SEPTEMBER 2, 2016 — Vigor’s Seattle, WA, shipyard recently delivered an 88′ x 25′ x 14′ state-of-the-art fireboat to the San Francisco Fire Department.
Designed by Jensen Maritime, it is the first fireboat in 61 years to join San Francisco’s fleet.
The vessel is an exceptional firefighting tool that can also serve as a mobile pumping station capable of pumping millions of gallons of water directly from San Francisco Bay into the City’s Auxiliary Water System. This critical feature will keep fire hoses flowing in the event an earthquake damages San Francisco’s water mains.
“Construction of this fireboat is a source of pride for all concerned,” said Keith Whittemore, Vigor Executive Vice President of Business Development. “It’s a complex vessel with multiple modes of operation and different systems that need to communicate with each other seamlessly to give the City’s firefighters the best possible tool for the future. Vigor, Jensen and many great suppliers did a great job pulling together as a team to make that intricate systems integration happen within the delivery schedule.”
Cummins was key to the most important feature of the fireboat, its critical pumping and propulsion power.

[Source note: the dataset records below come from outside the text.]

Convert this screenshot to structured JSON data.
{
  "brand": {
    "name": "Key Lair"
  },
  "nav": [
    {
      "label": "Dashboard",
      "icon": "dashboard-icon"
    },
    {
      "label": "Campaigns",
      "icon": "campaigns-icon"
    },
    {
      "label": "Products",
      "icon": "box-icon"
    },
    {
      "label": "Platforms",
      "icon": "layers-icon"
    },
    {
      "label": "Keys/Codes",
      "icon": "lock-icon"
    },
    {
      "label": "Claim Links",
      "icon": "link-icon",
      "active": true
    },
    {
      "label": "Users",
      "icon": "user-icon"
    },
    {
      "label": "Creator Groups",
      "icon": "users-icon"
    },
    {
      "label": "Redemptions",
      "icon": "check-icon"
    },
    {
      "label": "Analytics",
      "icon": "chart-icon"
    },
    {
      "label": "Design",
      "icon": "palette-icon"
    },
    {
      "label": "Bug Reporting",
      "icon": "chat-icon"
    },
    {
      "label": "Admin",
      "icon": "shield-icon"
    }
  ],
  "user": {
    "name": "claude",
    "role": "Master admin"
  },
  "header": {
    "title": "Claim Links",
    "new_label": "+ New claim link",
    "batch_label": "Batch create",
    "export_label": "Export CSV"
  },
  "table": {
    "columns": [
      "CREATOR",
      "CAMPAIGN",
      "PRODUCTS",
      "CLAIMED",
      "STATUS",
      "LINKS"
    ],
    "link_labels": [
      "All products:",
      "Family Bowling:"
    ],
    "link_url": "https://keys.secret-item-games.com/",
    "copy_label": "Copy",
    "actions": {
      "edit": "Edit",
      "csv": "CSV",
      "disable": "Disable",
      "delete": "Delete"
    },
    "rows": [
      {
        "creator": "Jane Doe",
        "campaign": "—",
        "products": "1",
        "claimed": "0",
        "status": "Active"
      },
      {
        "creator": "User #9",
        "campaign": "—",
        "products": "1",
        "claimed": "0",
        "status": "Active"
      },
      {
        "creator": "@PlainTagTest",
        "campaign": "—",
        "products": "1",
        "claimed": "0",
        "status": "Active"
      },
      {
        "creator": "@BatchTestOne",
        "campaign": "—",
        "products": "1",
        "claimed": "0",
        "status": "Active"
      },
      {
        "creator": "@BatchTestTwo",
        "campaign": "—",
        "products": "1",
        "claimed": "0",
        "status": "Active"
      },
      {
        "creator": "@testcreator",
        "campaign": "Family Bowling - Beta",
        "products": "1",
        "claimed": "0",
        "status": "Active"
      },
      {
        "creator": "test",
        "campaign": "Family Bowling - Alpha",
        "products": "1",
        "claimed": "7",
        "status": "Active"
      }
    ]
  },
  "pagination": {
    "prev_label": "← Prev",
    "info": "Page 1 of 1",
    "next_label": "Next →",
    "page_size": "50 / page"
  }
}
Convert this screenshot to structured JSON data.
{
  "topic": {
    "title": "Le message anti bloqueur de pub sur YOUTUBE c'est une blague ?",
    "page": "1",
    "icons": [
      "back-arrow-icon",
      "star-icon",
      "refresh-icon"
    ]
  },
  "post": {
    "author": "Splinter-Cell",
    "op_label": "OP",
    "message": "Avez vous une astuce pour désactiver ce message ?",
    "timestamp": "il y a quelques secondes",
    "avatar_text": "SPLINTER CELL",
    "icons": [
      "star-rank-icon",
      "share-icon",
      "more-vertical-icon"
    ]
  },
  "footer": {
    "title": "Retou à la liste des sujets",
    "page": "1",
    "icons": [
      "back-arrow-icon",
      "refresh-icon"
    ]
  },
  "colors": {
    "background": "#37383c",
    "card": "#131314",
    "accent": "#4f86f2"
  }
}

The vessel features three QSK19-M US EPA Tier 3 engines that each provide 750 hp @ 1,800 RPM pumping power to a 6,000 gpm Counterfire ESF 300-550— a total of 18,000 gpm of flow with all three engines in pumping mode. Power is transmitted to the pumps via three Logan LC318 SAE #0 air actuated clutches and Elbe cardan shafts with a Centa Centaflex-R flywheel mounted torsional coupling.
In addition to providing pumping power, the two outboard engines also provide 591hp @ 1800 RPM for propulsion operations from the front of the engine. Propulsion power is transmitted through a Centa CX-56 torsional coupling and a Reintjes WAF 364 reduction gear provided by Karl Senner.
Special attention was paid to noise and vibration reduction by the designers. All three engines are mounted on Christie & Grey TSC T-10 vibration isolators resulting in excellent performance.
“It truly was a team effort to engineer solutions for this impressive vessel,” says Joe Tobin, Cummins Project and Commissioning Lead. “The suppliers brought the best products and people together.”
The new fireboat, which has not yet been named, will be christened on October 17 which also happens to be the anniversary of the 1989 Loma Prieta earthquake — which burst the domestic water lines beneath San Francisco. Should this happen again, Fireboat 3 (as it is currently called) will be there to ensure the Auxiliary Water System has the water needed to protect the City’s citizens and property.